What is the difference between the prebuilt-layout model and the prebuilt-read model in Azure AI Document Intelligence?

The prebuilt-read model performs OCR, extracting all text and its bounding boxes. The prebuilt-layout model goes further by classifying text regions into structural types like paragraphs, tables, figures, and selection marks. Use read when you only need raw text; use layout when you need to understand the document's structure, such as for table extraction or form processing.

Can Document Layout Analysis extract data from tables?

Yes, but only the structure. The layout model identifies table boundaries, rows, columns, and cells. It returns the text content of each cell. However, it does not interpret the data (e.g., it does not know that a cell contains a 'Total' value). For semantic extraction, you need a custom extraction model or the prebuilt invoice/receipt models.

Does the layout model support handwriting?

The layout model uses OCR that can extract handwritten text, but accuracy is lower than for printed text. Layout classification (e.g., identifying a table) is less reliable on handwritten documents. For best results, use printed documents. The exam may test that the model works best on printed text.

What input formats are supported by the prebuilt-layout model?

Supported formats: PDF, TIFF, JPEG, PNG, and BMP. PDF and TIFF can have up to 2,000 pages. Maximum file size is 500 MB for paid tier, 4 MB for free tier. The model also supports documents from URLs.

How do I get the reading order of a document using layout analysis?

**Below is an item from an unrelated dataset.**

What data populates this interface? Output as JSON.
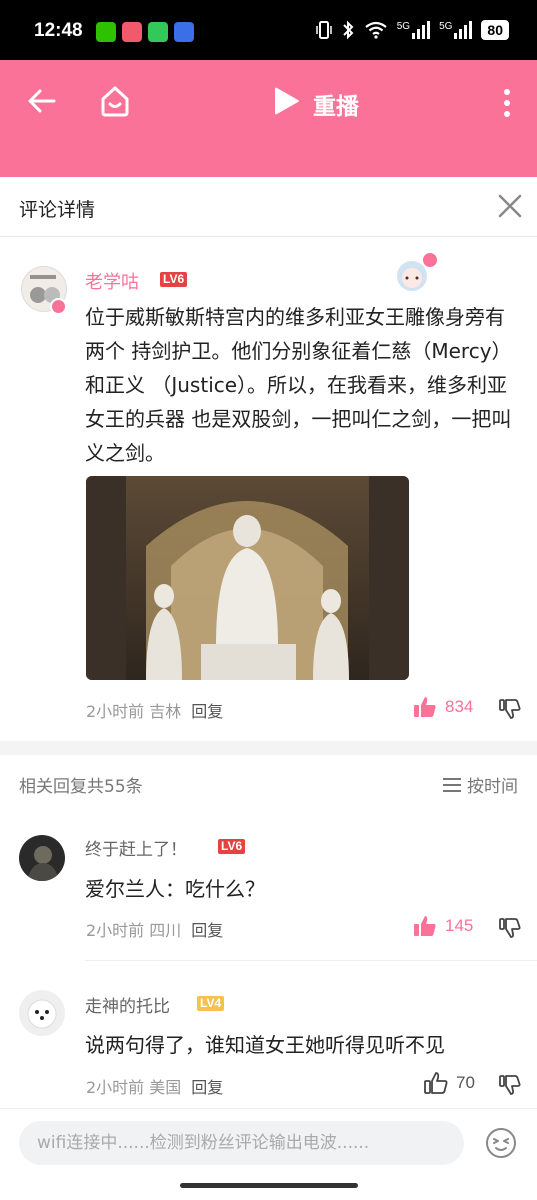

The `paragraphs` array in the output is ordered from top-left to bottom-right of the page. For multi-column layouts, the order may not match logical reading order. The `content` field contains the concatenated text of all elements in the order they appear. If you need exact reading order, you may need to post-process the output.

What does a selection mark look like in the output?

A selection mark is represented as an object in the `selectionMarks` array. It includes `state` (selected or unselected), `confidence` (0–1), and `boundingRegions` (page number and polygon). The polygon is a list of 8 coordinates (x1,y1,x2,y2,x3,y3,x4,y4) defining the checkbox boundary.

Can I use the layout model on password-protected PDFs?

No. The API returns an error if the PDF is password-protected. You must remove the password before submission.